Stolte lehnte sich zurück und starrte in den Park, der das Seniorenheim umgab.

„Heinz hat zwei Kinder. Eine Tochter, die verheiratet ist und ebenfalls zwei Kinder hat, wenn ich mich recht erinnere. Sie lebt mit ihrer Familie in Oldenburg und ist selten hier. Dann hat er noch einen Sohn. Der muss um die dreißig sein und lebt bei seiner Stiefmutter.“

„Also bei der Frau von Heinz Bartels?“ vergewisserte sich Winkels.

„Genau! Also bei seiner zweiten Frau. Die erste ist schon vor längerer Zeit gestorben.“

Stoltes Augen glänzten. Die saftigen Geschichten schienen seine Lebensgeister zu wecken.

„Sie hat seit Jahren mit Heinz kein Wort mehr gesprochen. Den Grund kenne ich allerdings nicht. Der Sohn, Holger, kommt gelegentlich vorbei. Viel zu sagen hat er sich auch nicht mit seinem alten Herrn.“

„Etwas ungewöhnlich, wenn ein dreißigjähriger Mann noch bei seiner Mutter beziehungsweise bei seiner Stiefmutter lebt“, stellte Winkels fest. „Hat er keine Partnerin?“

Stolte zuckte die Achseln. „Keine Ahnung. Jedenfalls kommt er immer allein. Heinz hat mir mal erzählt, dass sein lieber Sohnemann nur hinter dem Geld her ist. Er hätte nichts Vernünftiges gelernt und gibt das bisschen Geld, das er verdient, für Alkohol und Zigaretten aus. Bei seiner Stiefmutter wohnt er umsonst. Ihr gehört das Haus, in dem sie leben. Die beiden scheinen ein Herz und eine Seele zu sein.“

Er unterbrach sich. „Es gibt da so Gerüchte...“

„Was für Gerüchte?“

„Na, dass der Holger und seine Stiefmutter... Sie wissen schon..“

Winkels gab nicht viel auf Gerüchte und ähnlichen Klatsch.

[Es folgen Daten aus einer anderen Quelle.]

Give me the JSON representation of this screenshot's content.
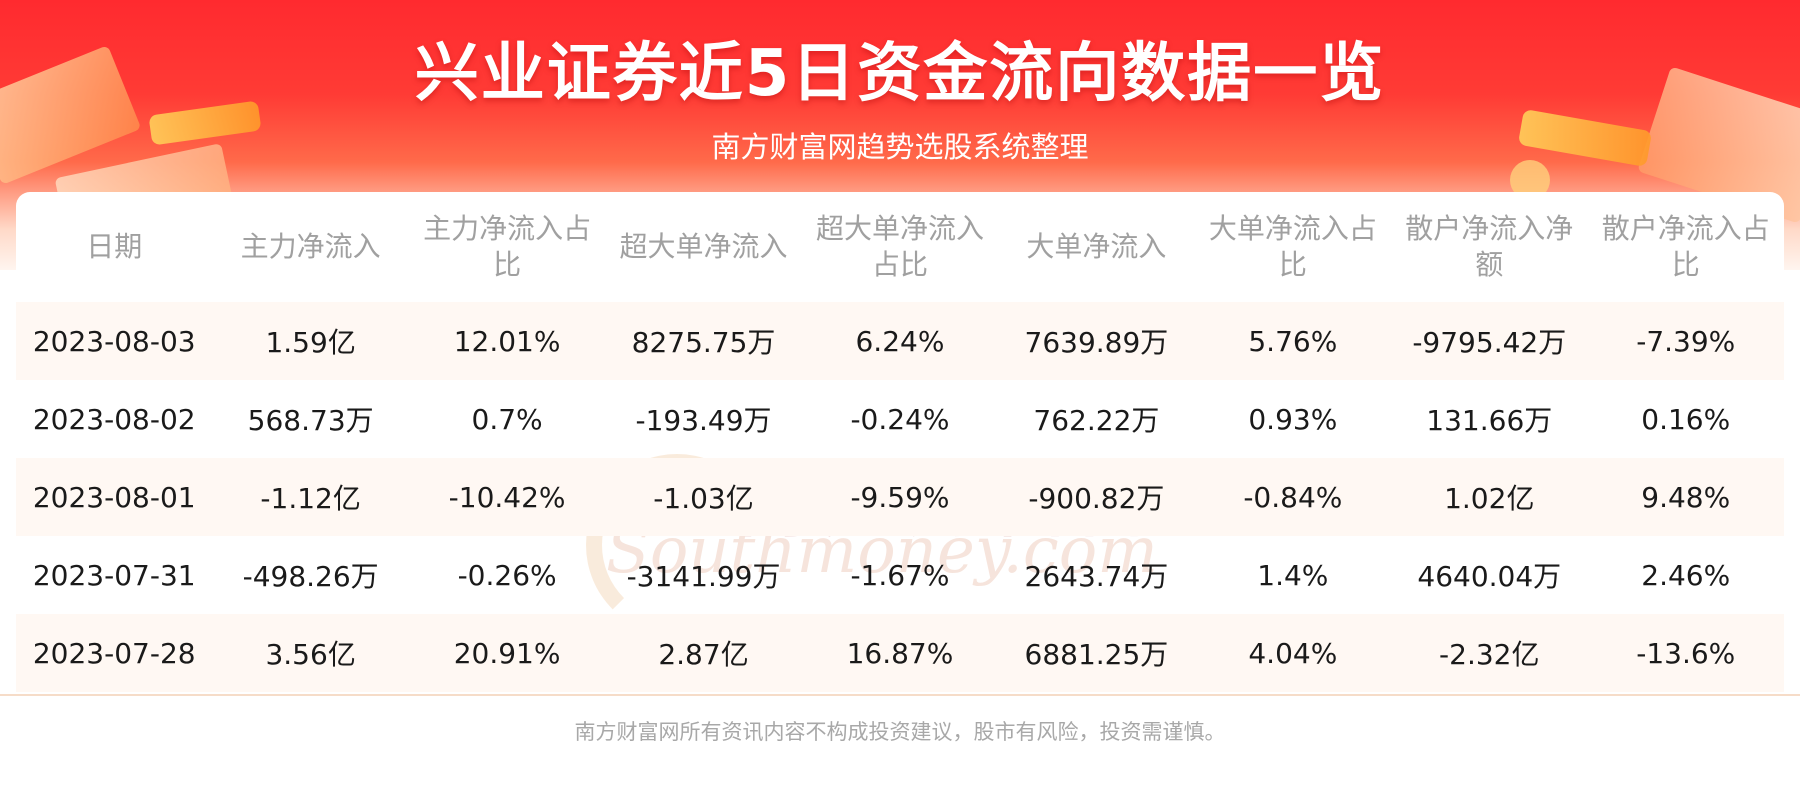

„Hat Herr Bartels denn auch darüber gesprochen, ob er ein Testament hat?“

„Jetzt, wo Sie fragen – das ist schon merkwürdig. Er hat ganz ähnlich darüber gesprochen wie Karl Ahlsen.“

„Das heißt?“

„Er wollte dem Erbschleicher, wie er sich ausdrückte, am liebsten gar nichts hinterlassen. Dabei grinste er und meinte, dass der Kerl sich wundern würde. Ich weiß jedoch nicht, was er damit gemeint hat“

Ich schon, dachte Tjade Winkels. Die Tippgemeinschaft hatte offenbar gute Gründe für den Pakt, der nach dem Gewinn geschlossen worden war.

Ihm schwirrte der Kopf von den vielen Namen der Beteiligten einschließlich ihrer Erben. Er musste Ordnung in diese Beziehungen bringen.

Es wurde Zeit, die Neuigkeiten mit Hauptkommissar Dröver auszutauschen.